The Convention on International Trade in Endangered Species (CITES) bans the sale of recent ivory between signatory nations, but it allows the sale of some old ivory and ivory artifacts created before the ban. This leaves a loophole exploited by poachers who claim that their ivory is old ivory and legal under the convention. Poaching is responsible for about 30,000 elephant deaths per year, and only about 423,000 African elephants are left, so elephants are still threatened with extinction.[4-6]

An international team of scientists has just published their research into an age test for ivory in the Proceedings of the National Academy of Sciences. Team members were from the University of Utah (Salt Lake City, Utah), the University of Arizona (Tucson, Arizona), the University of Michigan (Ann Arbor, Michigan), Colorado State University (Fort Collins, Colorado), Save the Elephants (Nairobi, Kenya), Oxford University (Oxford, United Kingdom), and the Kenya Wildlife Service (Nairobi, Kenya).

Raw ivory from Asian elephants has been banned since 1975, and ivory from African elephants since 1989. African ivory items are legal in the US only if imported before 1989. The problem, of course, is dating ivory for enforcement.[5] 86,000 pounds of illegal ivory were seized globally in 2011, which is the production of almost 6,000 elephants. A kilogram of ivory is worth about a thousand dollars.[6]

Figure caption

This elephant in Kenya's Samburu National Reserve is believed to have the largest tusks at that reserve.

(University of Utah photograph by Thure Cerling.)

The dating method detects carbon-14 (14C) deposited in tusks. Above-ground nuclear weapon testing from 1952-1962 nearly doubled carbon-14 in the atmosphere, where it worked itself into the food chain.[4-5] The level declined after 1962, but the isotope is still present in the environment.[4] The isotope level in tusks and teeth reveal the year that an animal died.[5]

Accelerator mass spectrometry was used in the published method, since this analytical technique requires a very small specimen for analysis.[5] Cesium atoms impact the specimen to dislodge carbon atoms which are isotopically analyzed.[5] Calibration was done with specimens from 29 animals from 1905-2008. Pre-1955 ivory is easily identified by its low levels of carbon-14.[5] Interestingly, the ban on ivory trade made it difficult to obtain the most recent specimens. One Utah zoo elephant, and another elephant that died of natural causes in Kenya, provided that material.[6]

Aside from verifying pre-nuclear testing ivory, the method is highly accurate in determining the year of death for animals killed after 1955.[5] Vegetation is clearing the atmosphere of carbon-14, so the method won't be applicable in fifteen years time when the atmosphere returns to pre-nuclear testing levels.[5]
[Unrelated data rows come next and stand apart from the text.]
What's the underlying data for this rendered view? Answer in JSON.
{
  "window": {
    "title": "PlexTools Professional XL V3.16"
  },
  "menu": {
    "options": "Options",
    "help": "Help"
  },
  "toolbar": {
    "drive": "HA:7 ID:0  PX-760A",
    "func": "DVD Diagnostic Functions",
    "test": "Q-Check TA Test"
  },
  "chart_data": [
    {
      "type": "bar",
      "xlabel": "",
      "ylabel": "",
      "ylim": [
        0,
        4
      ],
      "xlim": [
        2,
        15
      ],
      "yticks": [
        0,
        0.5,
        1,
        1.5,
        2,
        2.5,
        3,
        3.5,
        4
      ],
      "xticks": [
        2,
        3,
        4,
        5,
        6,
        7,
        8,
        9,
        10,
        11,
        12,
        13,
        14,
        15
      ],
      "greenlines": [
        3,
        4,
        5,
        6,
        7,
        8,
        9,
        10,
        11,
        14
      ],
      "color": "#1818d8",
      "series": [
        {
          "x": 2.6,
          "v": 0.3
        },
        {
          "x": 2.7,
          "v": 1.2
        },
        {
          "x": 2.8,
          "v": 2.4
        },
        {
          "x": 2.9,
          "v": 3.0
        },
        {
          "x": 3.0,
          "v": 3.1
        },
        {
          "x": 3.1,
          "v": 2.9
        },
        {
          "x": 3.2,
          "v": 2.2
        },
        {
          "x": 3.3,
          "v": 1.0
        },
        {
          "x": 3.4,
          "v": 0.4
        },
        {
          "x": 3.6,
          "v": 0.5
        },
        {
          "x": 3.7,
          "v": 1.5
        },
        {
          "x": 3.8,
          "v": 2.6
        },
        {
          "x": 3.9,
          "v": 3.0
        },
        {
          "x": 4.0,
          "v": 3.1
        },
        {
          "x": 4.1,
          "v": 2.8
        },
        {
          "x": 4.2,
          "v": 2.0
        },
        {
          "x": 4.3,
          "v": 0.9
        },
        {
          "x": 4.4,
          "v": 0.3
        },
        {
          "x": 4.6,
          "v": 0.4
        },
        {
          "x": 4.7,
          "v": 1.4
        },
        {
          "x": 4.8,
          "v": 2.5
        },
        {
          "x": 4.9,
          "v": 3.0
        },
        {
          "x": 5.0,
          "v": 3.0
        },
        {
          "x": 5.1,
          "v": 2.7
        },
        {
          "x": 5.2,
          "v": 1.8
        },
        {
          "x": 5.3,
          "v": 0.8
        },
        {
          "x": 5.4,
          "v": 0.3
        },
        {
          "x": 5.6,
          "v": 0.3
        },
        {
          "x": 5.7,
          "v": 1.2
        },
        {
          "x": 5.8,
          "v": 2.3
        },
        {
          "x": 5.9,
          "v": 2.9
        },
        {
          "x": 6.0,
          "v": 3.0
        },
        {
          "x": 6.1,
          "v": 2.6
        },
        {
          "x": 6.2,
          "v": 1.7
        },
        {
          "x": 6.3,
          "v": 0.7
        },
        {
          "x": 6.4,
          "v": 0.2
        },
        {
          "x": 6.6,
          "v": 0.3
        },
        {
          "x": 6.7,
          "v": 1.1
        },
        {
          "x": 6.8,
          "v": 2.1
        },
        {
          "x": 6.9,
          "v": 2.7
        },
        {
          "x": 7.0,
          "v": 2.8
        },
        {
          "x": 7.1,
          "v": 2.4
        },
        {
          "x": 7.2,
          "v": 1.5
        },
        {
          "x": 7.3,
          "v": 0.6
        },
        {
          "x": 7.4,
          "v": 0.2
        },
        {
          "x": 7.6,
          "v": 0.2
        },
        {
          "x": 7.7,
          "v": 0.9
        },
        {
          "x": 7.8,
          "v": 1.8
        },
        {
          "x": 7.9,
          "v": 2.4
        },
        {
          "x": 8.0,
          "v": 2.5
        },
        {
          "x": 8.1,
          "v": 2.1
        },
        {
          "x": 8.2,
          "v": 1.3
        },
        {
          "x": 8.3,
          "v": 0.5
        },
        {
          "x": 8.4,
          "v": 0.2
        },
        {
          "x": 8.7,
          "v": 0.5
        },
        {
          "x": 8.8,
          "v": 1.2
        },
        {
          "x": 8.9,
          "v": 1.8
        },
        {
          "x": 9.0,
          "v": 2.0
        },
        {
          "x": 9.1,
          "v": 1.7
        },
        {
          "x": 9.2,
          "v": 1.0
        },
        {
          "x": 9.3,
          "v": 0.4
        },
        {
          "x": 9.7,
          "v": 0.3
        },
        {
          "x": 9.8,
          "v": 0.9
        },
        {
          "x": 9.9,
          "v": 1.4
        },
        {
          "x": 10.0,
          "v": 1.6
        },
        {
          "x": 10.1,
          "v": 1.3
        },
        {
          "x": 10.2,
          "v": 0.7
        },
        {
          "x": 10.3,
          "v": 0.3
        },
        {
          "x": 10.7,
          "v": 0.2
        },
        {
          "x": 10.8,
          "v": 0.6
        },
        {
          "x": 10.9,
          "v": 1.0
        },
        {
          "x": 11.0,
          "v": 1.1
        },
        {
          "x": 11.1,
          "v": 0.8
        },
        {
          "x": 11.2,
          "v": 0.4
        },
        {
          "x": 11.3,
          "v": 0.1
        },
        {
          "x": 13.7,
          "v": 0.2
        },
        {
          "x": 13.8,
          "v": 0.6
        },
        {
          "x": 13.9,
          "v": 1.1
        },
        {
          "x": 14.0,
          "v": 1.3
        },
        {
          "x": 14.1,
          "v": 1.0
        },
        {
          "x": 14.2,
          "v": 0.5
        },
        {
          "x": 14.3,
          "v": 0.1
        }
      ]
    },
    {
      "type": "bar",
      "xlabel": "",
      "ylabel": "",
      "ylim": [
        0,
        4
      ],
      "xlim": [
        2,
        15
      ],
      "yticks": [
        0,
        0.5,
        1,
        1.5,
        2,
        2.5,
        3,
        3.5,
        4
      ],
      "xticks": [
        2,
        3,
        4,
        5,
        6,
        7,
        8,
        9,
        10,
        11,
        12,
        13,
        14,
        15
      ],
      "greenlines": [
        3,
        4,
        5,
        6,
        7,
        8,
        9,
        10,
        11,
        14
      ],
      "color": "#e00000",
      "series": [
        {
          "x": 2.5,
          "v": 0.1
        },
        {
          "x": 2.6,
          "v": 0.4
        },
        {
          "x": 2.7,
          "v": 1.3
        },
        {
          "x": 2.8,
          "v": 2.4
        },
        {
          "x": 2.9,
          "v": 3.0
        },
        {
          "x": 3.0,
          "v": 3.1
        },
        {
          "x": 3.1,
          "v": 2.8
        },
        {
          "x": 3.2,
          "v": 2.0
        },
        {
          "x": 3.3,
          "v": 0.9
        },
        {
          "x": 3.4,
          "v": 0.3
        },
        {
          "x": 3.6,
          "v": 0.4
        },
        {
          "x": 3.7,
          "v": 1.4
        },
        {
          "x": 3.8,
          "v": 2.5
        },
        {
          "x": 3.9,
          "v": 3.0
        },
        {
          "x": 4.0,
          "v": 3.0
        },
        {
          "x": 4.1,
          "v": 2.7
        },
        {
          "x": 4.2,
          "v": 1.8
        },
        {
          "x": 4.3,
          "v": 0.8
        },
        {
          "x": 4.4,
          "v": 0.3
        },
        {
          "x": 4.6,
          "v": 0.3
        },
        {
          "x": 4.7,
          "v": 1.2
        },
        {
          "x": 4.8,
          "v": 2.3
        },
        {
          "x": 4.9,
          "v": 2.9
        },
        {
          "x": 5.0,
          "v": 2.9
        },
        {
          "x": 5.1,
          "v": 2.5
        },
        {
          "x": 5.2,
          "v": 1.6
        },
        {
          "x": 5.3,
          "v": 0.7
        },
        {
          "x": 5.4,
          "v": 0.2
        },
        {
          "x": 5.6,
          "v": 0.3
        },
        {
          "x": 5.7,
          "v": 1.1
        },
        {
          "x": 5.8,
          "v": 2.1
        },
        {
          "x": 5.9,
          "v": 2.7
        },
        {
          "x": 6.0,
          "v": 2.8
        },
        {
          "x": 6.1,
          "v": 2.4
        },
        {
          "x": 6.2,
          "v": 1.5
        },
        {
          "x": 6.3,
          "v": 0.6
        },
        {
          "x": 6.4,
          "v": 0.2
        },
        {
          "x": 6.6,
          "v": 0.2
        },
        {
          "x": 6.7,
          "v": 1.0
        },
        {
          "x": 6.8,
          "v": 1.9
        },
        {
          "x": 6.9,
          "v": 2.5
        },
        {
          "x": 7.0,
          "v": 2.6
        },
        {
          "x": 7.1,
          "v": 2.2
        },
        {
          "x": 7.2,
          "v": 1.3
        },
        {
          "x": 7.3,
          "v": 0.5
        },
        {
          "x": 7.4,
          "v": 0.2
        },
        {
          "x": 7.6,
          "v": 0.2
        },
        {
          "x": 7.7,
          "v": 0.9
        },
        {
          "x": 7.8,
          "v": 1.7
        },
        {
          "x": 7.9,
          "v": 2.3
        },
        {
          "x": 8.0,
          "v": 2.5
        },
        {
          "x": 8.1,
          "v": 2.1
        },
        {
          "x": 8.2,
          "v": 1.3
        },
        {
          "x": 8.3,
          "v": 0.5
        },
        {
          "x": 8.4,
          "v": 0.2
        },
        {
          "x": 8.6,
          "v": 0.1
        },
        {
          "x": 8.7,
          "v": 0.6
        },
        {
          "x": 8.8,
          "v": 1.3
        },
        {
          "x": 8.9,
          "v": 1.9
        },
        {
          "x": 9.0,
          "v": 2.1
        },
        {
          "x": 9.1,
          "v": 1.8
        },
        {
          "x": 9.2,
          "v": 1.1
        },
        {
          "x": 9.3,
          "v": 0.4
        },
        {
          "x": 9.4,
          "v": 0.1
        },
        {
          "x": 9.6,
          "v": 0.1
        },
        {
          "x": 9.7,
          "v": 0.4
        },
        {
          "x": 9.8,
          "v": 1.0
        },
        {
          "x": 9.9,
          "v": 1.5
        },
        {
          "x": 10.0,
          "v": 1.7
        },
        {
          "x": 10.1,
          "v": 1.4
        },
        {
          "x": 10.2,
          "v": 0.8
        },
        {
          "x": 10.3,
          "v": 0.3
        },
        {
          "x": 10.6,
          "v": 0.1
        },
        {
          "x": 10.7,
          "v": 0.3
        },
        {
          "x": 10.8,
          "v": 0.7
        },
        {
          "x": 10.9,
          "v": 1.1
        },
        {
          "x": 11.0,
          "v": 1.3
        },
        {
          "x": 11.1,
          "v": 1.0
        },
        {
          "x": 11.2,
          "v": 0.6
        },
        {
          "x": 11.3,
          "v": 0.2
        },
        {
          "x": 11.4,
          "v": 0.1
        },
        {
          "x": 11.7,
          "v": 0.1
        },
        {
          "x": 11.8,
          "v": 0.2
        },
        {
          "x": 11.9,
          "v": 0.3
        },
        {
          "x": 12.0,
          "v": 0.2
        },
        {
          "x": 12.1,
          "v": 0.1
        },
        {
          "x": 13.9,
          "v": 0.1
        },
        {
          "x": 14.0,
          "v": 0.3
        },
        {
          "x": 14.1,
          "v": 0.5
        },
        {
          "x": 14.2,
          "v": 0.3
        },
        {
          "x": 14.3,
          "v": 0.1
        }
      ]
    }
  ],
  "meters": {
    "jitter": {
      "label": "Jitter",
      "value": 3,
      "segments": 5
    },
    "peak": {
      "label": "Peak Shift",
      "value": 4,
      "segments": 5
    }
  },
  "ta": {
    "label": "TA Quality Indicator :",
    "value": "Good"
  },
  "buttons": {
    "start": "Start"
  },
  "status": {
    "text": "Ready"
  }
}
Says the study's principal author, geochemist Kevin Uno, who did the research for his Ph.D. thesis at the University of Utah,
"The dating method [which costs about $500 per specimen] is affordable and accessible to government and law enforcement agencies... It has immediate applications to fighting the illegal sale and trade of ivory that has led to the highest rate of poaching seen in decades."[5]


  1. Catherine Rampell, "For Nobel Winners, a Smaller Cash Prize," New York Times Blogs, June 11, 2012.
  2. Sometimes a Cigar Is Just a Cigar Quote Investigator August 12, 2011.
  3. Iain Douglas-Hamilton, "Time Running out to Save Elephants from Ivory Trade," National Geographic, January 31, 2013.
  4. Kevin T. Uno, Jay Quade, Daniel C. Fisher, George Wittemyer. Iain Douglas-Hamilton, Samuel Andanje, Patrick Omondih, Moses Litoroh and Thure E. Cerling, "Bomb-curve radiocarbon measurement of recent biologic tissues and applications to wildlife forensics and stable isotope (paleo)ecology," Proc. Natl. Acad. Sci., Online before Print (July 1, 2013), doi: 10.1073/pnas.1302226110.
  5. Nuke Test Radiation Can Fight Poachers, University of Utah Press Release, July 1, 2013.
  6. New Forensic Technique May Help Track Illegal Ivory, Columbia University Press Release, July 1, 2013.